At first I thought, what an odd thing to say. That's the best you got? I almost yelled, "Yeah, and we'll never host a Winter Classic either. Who cares?" I mean, after all, it's about winning championships, not booking TV appearances. Right?
Maybe, maybe not. Consider that the two most high-profile events the NHL offers, the Winter Classic and the Stanley Cup Finals, are intertwined in that every year, one team that participates in the Winter Classic makes it to the Stanley Cup Finals...until this year. Tampa Bay eliminated both the Pittsburgh Penguins and the Capitals, the two teams that sqaured off in the 2011 NHL Winter Classic, and were featured in "24/7", a documentary TV series on HBO leading up to the Winter Classic.
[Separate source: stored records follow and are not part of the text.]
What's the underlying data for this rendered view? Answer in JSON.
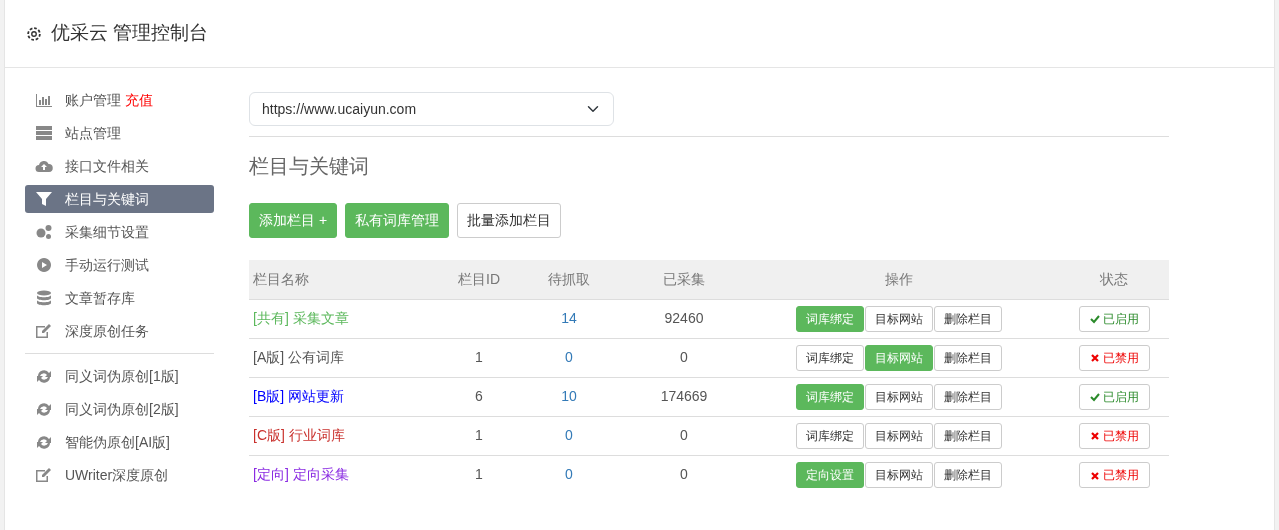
{
  "header": {
    "title": "优采云 管理控制台"
  },
  "sidebar": {
    "items": [
      {
        "label": "账户管理",
        "extra": "充值",
        "selected": false
      },
      {
        "label": "站点管理",
        "selected": false
      },
      {
        "label": "接口文件相关",
        "selected": false
      },
      {
        "label": "栏目与关键词",
        "selected": true
      },
      {
        "label": "采集细节设置",
        "selected": false
      },
      {
        "label": "手动运行测试",
        "selected": false
      },
      {
        "label": "文章暂存库",
        "selected": false
      },
      {
        "label": "深度原创任务",
        "selected": false
      }
    ],
    "tools": [
      {
        "label": "同义词伪原创[1版]"
      },
      {
        "label": "同义词伪原创[2版]"
      },
      {
        "label": "智能伪原创[AI版]"
      },
      {
        "label": "UWriter深度原创"
      }
    ]
  },
  "site_select": {
    "value": "https://www.ucaiyun.com"
  },
  "section_title": "栏目与关键词",
  "actions": [
    {
      "label": "添加栏目 +",
      "kind": "primary"
    },
    {
      "label": "私有词库管理",
      "kind": "primary"
    },
    {
      "label": "批量添加栏目",
      "kind": "outline"
    }
  ],
  "table": {
    "columns": [
      "栏目名称",
      "栏目ID",
      "待抓取",
      "已采集",
      "操作",
      "状态"
    ],
    "rows": [
      {
        "tag": "[共有]",
        "name": "采集文章",
        "color": "#5cb85c",
        "id": "",
        "pending": "14",
        "collected": "92460",
        "ops": [
          {
            "label": "词库绑定",
            "kind": "primary"
          },
          {
            "label": "目标网站",
            "kind": "outline"
          },
          {
            "label": "删除栏目",
            "kind": "outline"
          }
        ],
        "status": "已启用",
        "on": true
      },
      {
        "tag": "[A版]",
        "name": "公有词库",
        "color": "#555555",
        "id": "1",
        "pending": "0",
        "collected": "0",
        "ops": [
          {
            "label": "词库绑定",
            "kind": "outline"
          },
          {
            "label": "目标网站",
            "kind": "primary"
          },
          {
            "label": "删除栏目",
            "kind": "outline"
          }
        ],
        "status": "已禁用",
        "on": false
      },
      {
        "tag": "[B版]",
        "name": "网站更新",
        "color": "#0000ff",
        "id": "6",
        "pending": "10",
        "collected": "174669",
        "ops": [
          {
            "label": "词库绑定",
            "kind": "primary"
          },
          {
            "label": "目标网站",
            "kind": "outline"
          },
          {
            "label": "删除栏目",
            "kind": "outline"
          }
        ],
        "status": "已启用",
        "on": true
      },
      {
        "tag": "[C版]",
        "name": "行业词库",
        "color": "#c9302c",
        "id": "1",
        "pending": "0",
        "collected": "0",
        "ops": [
          {
            "label": "词库绑定",
            "kind": "outline"
          },
          {
            "label": "目标网站",
            "kind": "outline"
          },
          {
            "label": "删除栏目",
            "kind": "outline"
          }
        ],
        "status": "已禁用",
        "on": false
      },
      {
        "tag": "[定向]",
        "name": "定向采集",
        "color": "#8a2be2",
        "id": "1",
        "pending": "0",
        "collected": "0",
        "ops": [
          {
            "label": "定向设置",
            "kind": "primary"
          },
          {
            "label": "目标网站",
            "kind": "outline"
          },
          {
            "label": "删除栏目",
            "kind": "outline"
          }
        ],
        "status": "已禁用",
        "on": false
      }
    ]
  }
}
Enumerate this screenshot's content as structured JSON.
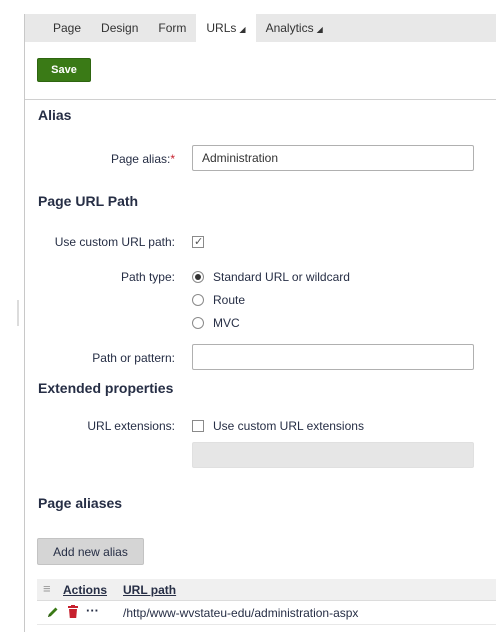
{
  "tabs": [
    {
      "label": "Page",
      "active": false,
      "dropdown": false
    },
    {
      "label": "Design",
      "active": false,
      "dropdown": false
    },
    {
      "label": "Form",
      "active": false,
      "dropdown": false
    },
    {
      "label": "URLs",
      "active": true,
      "dropdown": true
    },
    {
      "label": "Analytics",
      "active": false,
      "dropdown": true
    }
  ],
  "toolbar": {
    "save_label": "Save"
  },
  "alias": {
    "title": "Alias",
    "page_alias_label": "Page alias:",
    "required_mark": "*",
    "page_alias_value": "Administration"
  },
  "url_path": {
    "title": "Page URL Path",
    "custom_label": "Use custom URL path:",
    "custom_checked": true,
    "path_type_label": "Path type:",
    "options": [
      "Standard URL or wildcard",
      "Route",
      "MVC"
    ],
    "selected_option": "Standard URL or wildcard",
    "pattern_label": "Path or pattern:",
    "pattern_value": ""
  },
  "extended": {
    "title": "Extended properties",
    "ext_label": "URL extensions:",
    "ext_checkbox_label": "Use custom URL extensions",
    "ext_checked": false
  },
  "aliases": {
    "title": "Page aliases",
    "add_label": "Add new alias",
    "columns": [
      "Actions",
      "URL path"
    ],
    "rows": [
      {
        "url_path": "/http/www-wvstateu-edu/administration-aspx"
      }
    ]
  },
  "colors": {
    "save_green": "#3a7a16",
    "required_red": "#c7202e",
    "edit_green": "#3a7a16",
    "delete_red": "#c7202e",
    "text_navy": "#262e45"
  },
  "icons": [
    "menu-lines-icon",
    "pencil-icon",
    "trash-icon",
    "ellipsis-icon",
    "checkmark-icon",
    "dropdown-triangle-icon"
  ]
}
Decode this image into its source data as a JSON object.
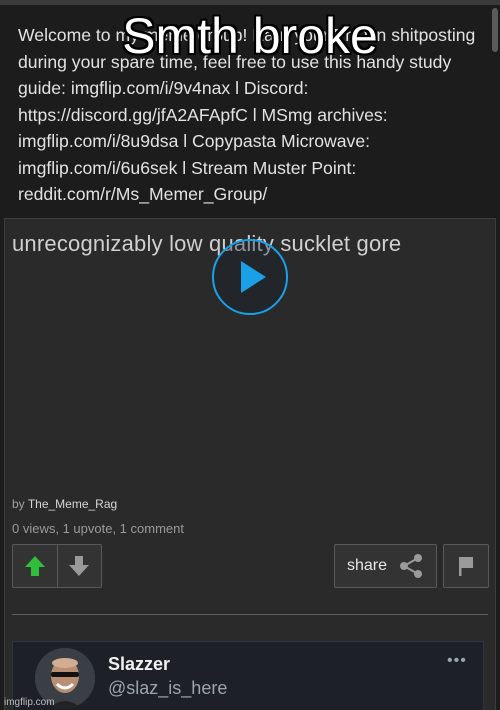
{
  "group_description": "Welcome to my meme group! Earn your PhD in shitposting during your spare time, feel free to use this handy study guide: imgflip.com/i/9v4nax l Discord: https://discord.gg/jfA2AFApfC l MSmg archives: imgflip.com/i/8u9dsa l Copypasta Microwave: imgflip.com/i/6u6sek l Stream Muster Point: reddit.com/r/Ms_Memer_Group/",
  "meme_caption": "Smth broke",
  "post": {
    "title": "unrecognizably low quality sucklet gore",
    "by_label": "by",
    "author": "The_Meme_Rag",
    "stats": "0 views, 1 upvote, 1 comment"
  },
  "actions": {
    "share_label": "share"
  },
  "embed": {
    "name": "Slazzer",
    "handle": "@slaz_is_here",
    "menu": "•••"
  },
  "watermark": "imgflip.com",
  "colors": {
    "accent_blue": "#1aa0e6",
    "upvote_green": "#2fbf3a",
    "background": "#1c1c1c",
    "card": "#2a2a2a"
  }
}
You gotta figure at least a couple of people in the NHL marketing department aren't thrilled and may have muttered the exact same words as that frustrated Caps fan.
For better or for worse, we are of the 1st generation of sports fans to understand that sports are a business and that television is the engine that drives the train. We're as comfortable with discussing concepts like revenue sharing, labor negotiations, salary caps and the disparity between large and small markets as we are with Goals Against Average and Penalty Killing Percentage.
In a lot of ways, I'm thinking it's for worse. On one hand, it's good that we're all adults and it's healthy to understand that fun and games is actually Fun & Games ®. It's a good idea to be grounded in reality when teams start lobbying for new stadiums and such. On the other hand, I don't see why all the fun has to be sucked out of everything.
A guy I know in St. Louis, who seems to live for tormenting me about our local teams (probably because he's a Blues, Rams and Cardinals fan and inherently bitter...mostly about the Blues), posted this on my Facebook page after the Lightning completed the sweep the other night:
"Just what NBC had in mind when they signed a two billion dollar TV deal with the NHL.. A Vancouver-Tampa Cup final.."
I guess this is post-modern sports smack talk; he's got us skipping the conference finals...but somehow that's not a good thing. I never thought I'd say I miss the old-timey days when somebody would say our goalie sucks (whether or not a rational, fact-based argument either way could be made) but I do because I don't really know how I'm supposed to respond to something like this.
Am I supposed to feel bad because a corporation that can shell out billions of dollars for broadcast rights might not get the match-up that would allow them to recoup that money as fast as they'd like by charging beer distributors, auto manufacturers and fast food franchises the highest ad rates? Am I supposed to feel bad that my team doesn't exist for the sole purpose of being a sparring partner for teams in a small handful of other cities? Why should I, as a sports fan, care about any of that stuff? Why should any sports fan care about that stuff?
For that matter, whatever happened to rooting for the underdog? Not that everybody should become Tampa Bay Lightning fans or even see the Lightning as being in that role (they're a 5 seed; they didn't exactly back in with a losing record). But teams who are in good standing in the league (paid their franchise fees, attend all the meetings, etc.) that don't play in one of the larger cities shouldn't feel obligated to apologize for being successful, under any cirsumstances, and neither should their fans.
Call me old-fashioned but I'm too busy worrying about actual hockey injuries to Simon Gagne and Pavel Kubina to care about the possible hurt feelings of some television executive I've never even heard of. Lightning coach Guy Boucher has made frequent references to David and Goliath while his squad has advanced through the playoffs.
But all David had to worry about was slaying a giant, not Nielsen ratings and ad revenue.